Nudger didn't bother stopping for breakfast or to freshen up when he reached Jefferson City; he drove straight to the ancient and oppressive penitentiary.

The Missouri State Penitentiary was said to contain one of the worst death rows in the country, infested with roaches and flies, plagued by inadequate plumbing and unsuitable medical facilities. After an inmate had served enough time there, the waiting became the revenge and the punishment, and the execution the escape.

The room they left Nudger in was pale green, darker green around the lower half. It was divided by a wall containing a bank of phones. Before each phone was a thick window crisscrossed with wire mesh between the layers of glass. On the other side of this glass were corresponding phones, black, without dials, buffed and scarred and with a dull patina caused by perspiration and long use.

There were no other visitors at this hour. Nudger was alone as he sat before one of the phones and waited.
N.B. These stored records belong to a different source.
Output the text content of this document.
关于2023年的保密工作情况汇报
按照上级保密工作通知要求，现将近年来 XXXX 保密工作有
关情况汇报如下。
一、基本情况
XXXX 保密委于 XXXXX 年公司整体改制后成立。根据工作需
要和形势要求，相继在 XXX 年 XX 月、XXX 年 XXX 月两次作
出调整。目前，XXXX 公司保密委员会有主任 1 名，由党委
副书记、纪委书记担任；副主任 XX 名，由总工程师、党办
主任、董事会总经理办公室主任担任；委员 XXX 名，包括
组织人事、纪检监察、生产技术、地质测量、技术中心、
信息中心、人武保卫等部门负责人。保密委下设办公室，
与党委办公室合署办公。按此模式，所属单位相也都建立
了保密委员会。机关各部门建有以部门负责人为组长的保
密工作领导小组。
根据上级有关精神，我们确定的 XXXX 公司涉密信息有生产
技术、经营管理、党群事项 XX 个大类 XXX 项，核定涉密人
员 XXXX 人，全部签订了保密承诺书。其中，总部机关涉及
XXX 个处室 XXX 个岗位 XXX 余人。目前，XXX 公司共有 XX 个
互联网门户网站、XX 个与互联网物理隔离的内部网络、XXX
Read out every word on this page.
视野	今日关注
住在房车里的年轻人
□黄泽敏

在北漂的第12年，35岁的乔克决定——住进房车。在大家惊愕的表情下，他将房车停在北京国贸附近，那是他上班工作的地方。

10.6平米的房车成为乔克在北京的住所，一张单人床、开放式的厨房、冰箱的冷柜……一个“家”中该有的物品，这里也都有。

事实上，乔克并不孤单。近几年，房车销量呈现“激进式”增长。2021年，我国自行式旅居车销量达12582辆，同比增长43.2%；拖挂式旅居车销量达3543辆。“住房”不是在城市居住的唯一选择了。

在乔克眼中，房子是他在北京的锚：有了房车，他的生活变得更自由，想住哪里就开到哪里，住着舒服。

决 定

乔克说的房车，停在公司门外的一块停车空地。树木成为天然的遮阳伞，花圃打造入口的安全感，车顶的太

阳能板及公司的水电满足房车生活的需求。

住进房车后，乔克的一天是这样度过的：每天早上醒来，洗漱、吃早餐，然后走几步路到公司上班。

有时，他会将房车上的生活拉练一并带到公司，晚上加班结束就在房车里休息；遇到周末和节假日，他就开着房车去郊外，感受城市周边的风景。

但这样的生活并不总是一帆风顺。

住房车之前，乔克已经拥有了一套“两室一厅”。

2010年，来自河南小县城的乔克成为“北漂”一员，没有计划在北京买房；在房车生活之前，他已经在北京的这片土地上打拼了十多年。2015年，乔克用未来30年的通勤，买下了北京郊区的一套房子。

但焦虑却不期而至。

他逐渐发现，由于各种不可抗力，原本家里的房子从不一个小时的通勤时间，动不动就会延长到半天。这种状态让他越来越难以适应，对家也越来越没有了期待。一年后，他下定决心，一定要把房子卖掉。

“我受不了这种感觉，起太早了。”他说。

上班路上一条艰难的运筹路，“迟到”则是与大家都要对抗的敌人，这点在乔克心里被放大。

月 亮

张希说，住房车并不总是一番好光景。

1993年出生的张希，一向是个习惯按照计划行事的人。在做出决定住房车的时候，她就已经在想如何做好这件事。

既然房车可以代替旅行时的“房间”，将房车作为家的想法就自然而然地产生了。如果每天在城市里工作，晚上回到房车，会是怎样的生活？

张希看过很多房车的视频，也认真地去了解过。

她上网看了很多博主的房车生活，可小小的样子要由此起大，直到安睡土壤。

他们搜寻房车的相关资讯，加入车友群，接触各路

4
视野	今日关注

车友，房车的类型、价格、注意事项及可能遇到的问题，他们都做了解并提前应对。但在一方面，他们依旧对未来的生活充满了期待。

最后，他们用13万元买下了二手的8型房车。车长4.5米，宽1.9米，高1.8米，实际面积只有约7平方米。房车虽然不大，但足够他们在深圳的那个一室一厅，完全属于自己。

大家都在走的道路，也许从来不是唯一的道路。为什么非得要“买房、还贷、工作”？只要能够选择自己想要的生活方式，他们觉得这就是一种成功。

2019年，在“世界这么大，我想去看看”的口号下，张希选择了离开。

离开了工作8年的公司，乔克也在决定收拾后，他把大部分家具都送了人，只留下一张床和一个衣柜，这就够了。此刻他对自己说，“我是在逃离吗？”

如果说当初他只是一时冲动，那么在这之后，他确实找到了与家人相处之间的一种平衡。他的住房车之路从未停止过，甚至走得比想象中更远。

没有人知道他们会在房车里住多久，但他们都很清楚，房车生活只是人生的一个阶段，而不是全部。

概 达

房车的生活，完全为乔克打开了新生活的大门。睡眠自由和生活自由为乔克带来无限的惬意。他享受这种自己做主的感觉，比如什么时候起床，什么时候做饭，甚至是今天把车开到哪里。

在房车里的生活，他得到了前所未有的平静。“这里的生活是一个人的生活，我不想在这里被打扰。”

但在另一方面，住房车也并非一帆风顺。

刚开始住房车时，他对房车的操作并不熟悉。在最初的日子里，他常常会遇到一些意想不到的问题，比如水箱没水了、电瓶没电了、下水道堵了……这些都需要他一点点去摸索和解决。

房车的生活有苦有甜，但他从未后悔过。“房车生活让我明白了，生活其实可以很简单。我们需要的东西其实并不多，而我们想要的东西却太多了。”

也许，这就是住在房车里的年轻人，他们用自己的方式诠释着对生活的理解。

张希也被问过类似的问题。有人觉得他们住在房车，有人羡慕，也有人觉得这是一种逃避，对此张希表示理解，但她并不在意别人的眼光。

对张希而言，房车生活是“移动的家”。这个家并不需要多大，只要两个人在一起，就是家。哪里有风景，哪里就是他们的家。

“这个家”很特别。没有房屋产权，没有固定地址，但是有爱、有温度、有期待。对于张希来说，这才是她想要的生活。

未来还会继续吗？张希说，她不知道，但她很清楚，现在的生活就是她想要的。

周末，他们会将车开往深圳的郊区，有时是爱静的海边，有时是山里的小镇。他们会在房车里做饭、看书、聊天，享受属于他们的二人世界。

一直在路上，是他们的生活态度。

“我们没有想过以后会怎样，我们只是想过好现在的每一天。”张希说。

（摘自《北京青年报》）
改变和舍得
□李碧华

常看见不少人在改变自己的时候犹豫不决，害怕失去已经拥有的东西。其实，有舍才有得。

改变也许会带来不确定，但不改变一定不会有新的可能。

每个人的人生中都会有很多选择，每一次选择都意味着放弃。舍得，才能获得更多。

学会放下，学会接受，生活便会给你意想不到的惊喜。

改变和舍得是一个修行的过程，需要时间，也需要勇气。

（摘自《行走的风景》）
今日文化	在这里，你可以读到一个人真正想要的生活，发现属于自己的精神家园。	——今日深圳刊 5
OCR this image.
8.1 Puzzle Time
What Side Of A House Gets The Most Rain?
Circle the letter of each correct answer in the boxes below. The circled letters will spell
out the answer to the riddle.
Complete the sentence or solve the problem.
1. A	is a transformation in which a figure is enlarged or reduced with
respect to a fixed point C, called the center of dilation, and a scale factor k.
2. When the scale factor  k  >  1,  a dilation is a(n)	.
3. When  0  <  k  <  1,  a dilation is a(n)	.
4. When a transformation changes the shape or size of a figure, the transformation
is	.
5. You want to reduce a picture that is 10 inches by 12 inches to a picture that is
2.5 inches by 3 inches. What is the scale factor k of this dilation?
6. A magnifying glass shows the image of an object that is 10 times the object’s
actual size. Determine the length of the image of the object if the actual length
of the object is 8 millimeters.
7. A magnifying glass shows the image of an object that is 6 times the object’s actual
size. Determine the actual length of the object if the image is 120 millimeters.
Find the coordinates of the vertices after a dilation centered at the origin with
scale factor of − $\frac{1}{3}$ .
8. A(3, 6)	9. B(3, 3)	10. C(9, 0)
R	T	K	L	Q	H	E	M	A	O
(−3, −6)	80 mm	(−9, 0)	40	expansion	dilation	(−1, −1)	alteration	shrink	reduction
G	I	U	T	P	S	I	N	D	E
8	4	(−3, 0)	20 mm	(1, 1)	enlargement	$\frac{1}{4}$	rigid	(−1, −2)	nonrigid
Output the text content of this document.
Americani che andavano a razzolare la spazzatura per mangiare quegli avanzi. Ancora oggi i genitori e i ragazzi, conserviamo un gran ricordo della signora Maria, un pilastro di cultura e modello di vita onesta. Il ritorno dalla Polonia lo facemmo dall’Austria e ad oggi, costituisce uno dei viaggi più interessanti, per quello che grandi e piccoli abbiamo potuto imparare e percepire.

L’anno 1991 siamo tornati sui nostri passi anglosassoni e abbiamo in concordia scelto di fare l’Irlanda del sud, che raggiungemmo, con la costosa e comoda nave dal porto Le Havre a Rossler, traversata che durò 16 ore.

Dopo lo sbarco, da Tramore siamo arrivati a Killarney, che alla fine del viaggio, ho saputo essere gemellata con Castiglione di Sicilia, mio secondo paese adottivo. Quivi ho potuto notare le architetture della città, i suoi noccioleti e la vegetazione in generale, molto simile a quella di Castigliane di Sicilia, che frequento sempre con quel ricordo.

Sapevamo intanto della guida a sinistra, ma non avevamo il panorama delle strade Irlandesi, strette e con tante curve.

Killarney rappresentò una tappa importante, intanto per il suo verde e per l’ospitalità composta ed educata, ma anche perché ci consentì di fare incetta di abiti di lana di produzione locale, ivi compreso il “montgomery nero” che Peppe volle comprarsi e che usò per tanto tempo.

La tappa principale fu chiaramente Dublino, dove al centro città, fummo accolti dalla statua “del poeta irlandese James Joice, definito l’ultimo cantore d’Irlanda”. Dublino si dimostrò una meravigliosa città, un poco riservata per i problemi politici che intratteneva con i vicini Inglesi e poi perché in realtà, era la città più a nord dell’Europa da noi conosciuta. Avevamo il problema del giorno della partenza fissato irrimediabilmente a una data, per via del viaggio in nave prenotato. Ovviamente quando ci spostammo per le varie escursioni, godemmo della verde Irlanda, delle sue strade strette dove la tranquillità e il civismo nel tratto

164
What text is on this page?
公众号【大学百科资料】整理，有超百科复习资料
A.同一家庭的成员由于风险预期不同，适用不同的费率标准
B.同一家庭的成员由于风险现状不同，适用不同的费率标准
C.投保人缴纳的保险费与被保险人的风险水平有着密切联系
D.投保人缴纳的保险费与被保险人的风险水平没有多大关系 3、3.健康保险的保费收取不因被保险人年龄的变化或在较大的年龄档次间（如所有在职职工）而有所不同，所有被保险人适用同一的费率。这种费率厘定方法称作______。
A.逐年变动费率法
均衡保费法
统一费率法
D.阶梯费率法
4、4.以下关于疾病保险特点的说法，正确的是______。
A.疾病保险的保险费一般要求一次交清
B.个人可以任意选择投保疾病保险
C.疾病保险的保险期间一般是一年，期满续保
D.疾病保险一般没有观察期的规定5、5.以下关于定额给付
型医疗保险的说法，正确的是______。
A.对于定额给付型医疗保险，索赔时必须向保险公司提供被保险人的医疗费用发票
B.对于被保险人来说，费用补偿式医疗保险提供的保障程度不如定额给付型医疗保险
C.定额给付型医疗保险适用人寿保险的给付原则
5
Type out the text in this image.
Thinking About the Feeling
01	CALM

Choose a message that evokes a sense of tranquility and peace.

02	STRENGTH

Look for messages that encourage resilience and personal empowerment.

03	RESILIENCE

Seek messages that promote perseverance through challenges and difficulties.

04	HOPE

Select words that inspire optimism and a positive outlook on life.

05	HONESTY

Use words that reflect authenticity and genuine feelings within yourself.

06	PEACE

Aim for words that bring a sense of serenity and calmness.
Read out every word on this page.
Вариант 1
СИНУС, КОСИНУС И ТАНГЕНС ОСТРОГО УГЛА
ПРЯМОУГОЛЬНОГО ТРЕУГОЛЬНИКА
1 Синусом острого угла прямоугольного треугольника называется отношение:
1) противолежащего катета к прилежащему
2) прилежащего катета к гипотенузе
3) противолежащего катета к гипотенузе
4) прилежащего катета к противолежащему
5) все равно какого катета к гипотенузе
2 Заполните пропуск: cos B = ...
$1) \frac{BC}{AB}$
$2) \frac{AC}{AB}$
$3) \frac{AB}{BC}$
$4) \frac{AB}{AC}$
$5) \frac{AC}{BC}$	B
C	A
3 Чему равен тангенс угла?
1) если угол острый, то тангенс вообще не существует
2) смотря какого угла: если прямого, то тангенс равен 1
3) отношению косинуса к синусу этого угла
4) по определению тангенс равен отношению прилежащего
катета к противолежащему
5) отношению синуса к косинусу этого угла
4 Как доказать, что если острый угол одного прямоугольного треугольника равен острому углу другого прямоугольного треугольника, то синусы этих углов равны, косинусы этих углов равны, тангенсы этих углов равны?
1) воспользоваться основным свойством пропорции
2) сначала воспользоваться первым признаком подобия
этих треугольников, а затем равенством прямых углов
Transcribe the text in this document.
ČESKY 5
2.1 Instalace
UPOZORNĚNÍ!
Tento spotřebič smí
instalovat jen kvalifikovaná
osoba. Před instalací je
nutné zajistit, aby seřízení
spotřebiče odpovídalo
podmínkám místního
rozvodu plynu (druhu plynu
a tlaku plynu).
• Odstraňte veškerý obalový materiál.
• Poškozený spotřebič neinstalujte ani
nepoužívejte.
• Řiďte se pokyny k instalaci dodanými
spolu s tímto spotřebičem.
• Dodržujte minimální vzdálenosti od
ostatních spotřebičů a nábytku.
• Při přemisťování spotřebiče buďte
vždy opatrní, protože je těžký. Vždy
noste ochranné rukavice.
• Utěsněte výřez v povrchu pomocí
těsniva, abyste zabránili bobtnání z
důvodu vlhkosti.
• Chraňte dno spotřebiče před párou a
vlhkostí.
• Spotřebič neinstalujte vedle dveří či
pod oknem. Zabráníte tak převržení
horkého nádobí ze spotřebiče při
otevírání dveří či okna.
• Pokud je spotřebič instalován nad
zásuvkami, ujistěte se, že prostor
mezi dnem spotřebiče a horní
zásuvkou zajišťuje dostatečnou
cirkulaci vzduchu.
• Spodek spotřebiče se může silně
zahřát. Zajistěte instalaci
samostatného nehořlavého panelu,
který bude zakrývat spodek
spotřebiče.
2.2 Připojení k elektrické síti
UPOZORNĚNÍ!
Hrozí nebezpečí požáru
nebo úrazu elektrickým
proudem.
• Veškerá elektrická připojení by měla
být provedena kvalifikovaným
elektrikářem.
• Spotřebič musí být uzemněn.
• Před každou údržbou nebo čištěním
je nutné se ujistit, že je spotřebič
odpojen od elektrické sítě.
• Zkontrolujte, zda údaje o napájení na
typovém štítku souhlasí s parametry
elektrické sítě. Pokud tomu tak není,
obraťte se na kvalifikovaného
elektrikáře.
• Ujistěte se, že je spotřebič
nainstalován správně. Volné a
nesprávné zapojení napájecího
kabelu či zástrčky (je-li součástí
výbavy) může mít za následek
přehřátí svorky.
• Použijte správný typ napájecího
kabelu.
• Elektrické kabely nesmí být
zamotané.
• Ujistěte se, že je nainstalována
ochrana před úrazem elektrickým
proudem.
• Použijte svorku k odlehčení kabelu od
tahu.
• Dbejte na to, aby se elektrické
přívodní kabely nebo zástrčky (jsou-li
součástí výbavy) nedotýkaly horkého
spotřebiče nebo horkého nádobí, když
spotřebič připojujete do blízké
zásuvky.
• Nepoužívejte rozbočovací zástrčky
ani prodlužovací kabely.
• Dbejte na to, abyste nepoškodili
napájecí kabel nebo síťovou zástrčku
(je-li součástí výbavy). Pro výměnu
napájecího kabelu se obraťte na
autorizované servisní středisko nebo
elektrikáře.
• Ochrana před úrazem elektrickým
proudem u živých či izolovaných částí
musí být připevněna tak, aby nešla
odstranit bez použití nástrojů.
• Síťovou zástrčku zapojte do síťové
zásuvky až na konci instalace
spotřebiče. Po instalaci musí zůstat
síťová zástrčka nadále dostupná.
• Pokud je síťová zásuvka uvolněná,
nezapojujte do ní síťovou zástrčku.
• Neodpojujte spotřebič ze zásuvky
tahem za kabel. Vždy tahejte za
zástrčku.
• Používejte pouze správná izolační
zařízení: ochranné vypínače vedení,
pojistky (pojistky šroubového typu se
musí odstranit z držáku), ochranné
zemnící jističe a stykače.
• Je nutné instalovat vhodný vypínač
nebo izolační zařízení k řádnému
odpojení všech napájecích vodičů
On the metal counter below the phone he saw the usual graffiti- names, phone numbers, occasional profanity, obscure symbols-done in pencil or ink. Over it all someone had used lipstick to draw a perfectly shaped heart. There was nothing written inside the heart, as if whoever had drawn it loved someone but wasn't sure who-or maybe simply wanted to love someone. Nudger touched the tip of the heart with his finger, rubbed, examined his fingertip. It was unstained; the heart was indelible.

Through the glass he saw a door open on the other side of the room. A heavyset uniformed guard entered and moved off to the side. The dividing wall and the glass were so thick that no sound from over there reached Nudger's ears. He saw but didn't hear Curtis Colt enter the room, followed by another armed guard. It was like watching a silent movie.